There were several legal differences between slaves and indentures servants. For instance, all indentured servants were still free by law because they still enjoyed some basic civil rights. Moreover, they were free to leave and establish lives of their own after serving their agreed term with the masters. On the other hand, slaves had no civil rights whatsoever because they were considered their owner’s property. Moreover, slaves were supposed to serve their masters for life. Indentured servants were liable to some basic provisions such as clothing, food, and housing. By contrast, slaves were treated as animals. They were abused severely by their masters and be killed in some instances. Note that killing of an indentured servant was not allowed but killing a slave was considered legal by the masters.

The forced journey of Africans from their continent to North America was a horrific experience for those who lived to tell it. Thousands of kidnapped Africans would be sold by African warlords, kings and private kidnappers to slave merchants in exchange of manufactured goods from Europe.  After trading, the slaves would be taken to slave ships, which typically contained 30 crew members and several hundred slaves. Depending on weather conditions, the voyage back to Europe and South America took approximately six moths. To save space, the right leg of a male slave would be chained with the left leg of an adjacent slave. Women and children were kept away from men. While in transit, these slaves fed on corn, palm oil, yams, beans and rice. Most slaves never made it to their destination because of the harsh treatment they received on the way. Malnutrition, overcrowding and diseases were the key causes of their death. Those who could not endure this misery resorted to hunger strikes and suicides. After the strenuous 3700 mile journey, the slave ship would eventually dock in North America.

A majority of Southerners justified this evil and inhuman act by terming it as an excellent system for agrarian nation. They also justified slavery because they considered it to be cheap and easily replaceable labor. The southerners also justified this act by quoting the Bible. They were of the opinion that the Israelites were not only slaveholders, but were also enslaved in Egypt despite the fact that they were God’s chosen nation. They also held that all blacks were inferior to whites because all men are not equally created.

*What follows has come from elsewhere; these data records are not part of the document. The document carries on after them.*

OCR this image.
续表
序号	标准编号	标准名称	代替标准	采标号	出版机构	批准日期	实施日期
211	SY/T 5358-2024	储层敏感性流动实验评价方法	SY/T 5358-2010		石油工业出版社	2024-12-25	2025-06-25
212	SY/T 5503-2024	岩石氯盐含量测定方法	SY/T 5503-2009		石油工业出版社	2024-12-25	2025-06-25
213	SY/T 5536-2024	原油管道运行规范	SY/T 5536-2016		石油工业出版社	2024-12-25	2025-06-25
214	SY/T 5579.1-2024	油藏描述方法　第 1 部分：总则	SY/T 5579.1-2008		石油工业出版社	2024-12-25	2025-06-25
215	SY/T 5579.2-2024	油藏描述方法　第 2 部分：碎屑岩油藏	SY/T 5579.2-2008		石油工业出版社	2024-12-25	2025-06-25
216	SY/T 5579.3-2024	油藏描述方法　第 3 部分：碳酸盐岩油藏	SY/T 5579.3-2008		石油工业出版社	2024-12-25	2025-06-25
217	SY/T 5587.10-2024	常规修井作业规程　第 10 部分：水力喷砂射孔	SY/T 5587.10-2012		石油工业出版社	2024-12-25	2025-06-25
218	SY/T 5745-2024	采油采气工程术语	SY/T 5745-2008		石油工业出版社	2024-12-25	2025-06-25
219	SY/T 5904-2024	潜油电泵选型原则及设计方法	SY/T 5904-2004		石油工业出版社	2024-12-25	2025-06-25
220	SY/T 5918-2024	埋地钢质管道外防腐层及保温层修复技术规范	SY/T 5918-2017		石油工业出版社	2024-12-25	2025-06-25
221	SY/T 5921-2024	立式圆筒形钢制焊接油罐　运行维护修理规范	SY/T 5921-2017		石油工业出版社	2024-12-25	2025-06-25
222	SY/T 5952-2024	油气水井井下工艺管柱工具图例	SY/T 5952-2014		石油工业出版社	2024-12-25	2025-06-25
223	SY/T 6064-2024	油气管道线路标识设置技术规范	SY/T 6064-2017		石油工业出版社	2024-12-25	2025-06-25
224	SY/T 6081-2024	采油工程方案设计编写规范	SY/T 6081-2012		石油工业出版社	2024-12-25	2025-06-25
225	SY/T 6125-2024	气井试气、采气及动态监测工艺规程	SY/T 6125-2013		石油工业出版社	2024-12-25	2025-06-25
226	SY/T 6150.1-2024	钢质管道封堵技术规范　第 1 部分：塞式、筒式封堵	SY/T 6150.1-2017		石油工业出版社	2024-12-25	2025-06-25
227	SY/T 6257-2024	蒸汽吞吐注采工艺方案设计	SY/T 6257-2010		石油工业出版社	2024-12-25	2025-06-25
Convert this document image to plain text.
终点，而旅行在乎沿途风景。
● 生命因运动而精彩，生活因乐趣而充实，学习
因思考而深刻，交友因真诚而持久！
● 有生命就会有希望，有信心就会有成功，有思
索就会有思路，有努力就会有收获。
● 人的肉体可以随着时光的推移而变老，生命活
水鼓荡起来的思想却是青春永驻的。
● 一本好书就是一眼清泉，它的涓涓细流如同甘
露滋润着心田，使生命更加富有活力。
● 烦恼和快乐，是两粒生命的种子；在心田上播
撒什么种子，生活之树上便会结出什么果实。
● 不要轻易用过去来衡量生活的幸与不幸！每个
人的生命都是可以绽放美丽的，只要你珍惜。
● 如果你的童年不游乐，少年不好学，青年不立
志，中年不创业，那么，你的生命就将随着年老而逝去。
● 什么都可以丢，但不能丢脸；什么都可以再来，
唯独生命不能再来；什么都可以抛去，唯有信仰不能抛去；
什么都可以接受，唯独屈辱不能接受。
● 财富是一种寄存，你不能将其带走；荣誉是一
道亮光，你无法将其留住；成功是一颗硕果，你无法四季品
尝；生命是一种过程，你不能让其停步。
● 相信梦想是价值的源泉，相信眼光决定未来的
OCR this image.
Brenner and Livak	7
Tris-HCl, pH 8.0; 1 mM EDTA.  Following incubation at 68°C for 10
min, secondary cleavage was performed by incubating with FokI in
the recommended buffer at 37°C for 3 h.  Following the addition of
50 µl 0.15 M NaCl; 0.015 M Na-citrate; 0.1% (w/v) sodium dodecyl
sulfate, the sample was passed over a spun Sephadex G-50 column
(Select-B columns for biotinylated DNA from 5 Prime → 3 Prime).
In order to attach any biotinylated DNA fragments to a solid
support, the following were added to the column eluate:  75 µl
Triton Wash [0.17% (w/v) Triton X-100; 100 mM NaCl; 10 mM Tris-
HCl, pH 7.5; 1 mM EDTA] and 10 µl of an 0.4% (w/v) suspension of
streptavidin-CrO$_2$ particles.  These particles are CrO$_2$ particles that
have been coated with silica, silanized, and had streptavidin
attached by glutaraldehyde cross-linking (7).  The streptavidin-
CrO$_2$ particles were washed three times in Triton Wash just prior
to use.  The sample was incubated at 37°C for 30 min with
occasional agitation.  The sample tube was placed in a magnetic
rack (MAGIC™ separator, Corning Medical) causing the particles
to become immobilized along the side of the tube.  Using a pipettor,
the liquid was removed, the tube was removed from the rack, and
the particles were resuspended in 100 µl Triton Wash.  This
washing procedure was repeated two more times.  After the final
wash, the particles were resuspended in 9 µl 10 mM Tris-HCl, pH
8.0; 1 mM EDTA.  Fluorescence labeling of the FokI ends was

Racism was not a southern phenomenon per se, but a widespread ideation all over America. A majority of the white populace believed that blacks were inferior; therefore, they were better of as personal properties

Racism is a continuous controversial subject that will continue to exist within the American society for many years to come. This culminates from the longstanding hurt feelings and hatred that eats away at the bold efforts and good intentions that most Americans are trying to promote. Although most Americans would argue that they are not racist, many of them are just trying to be politically correct or making fools out of themselves. People of color and thousands of minorities continue to experience high unemployment rates, poverty, school segregation, police profiling, and repressive incarceration. Despite the fact that the ascension of a black president to the White House is a huge achievement for racial relationships in America, more needs to be done. All Americans should improve their efforts to fight racism if they want to attain the civil right objective of equality for all.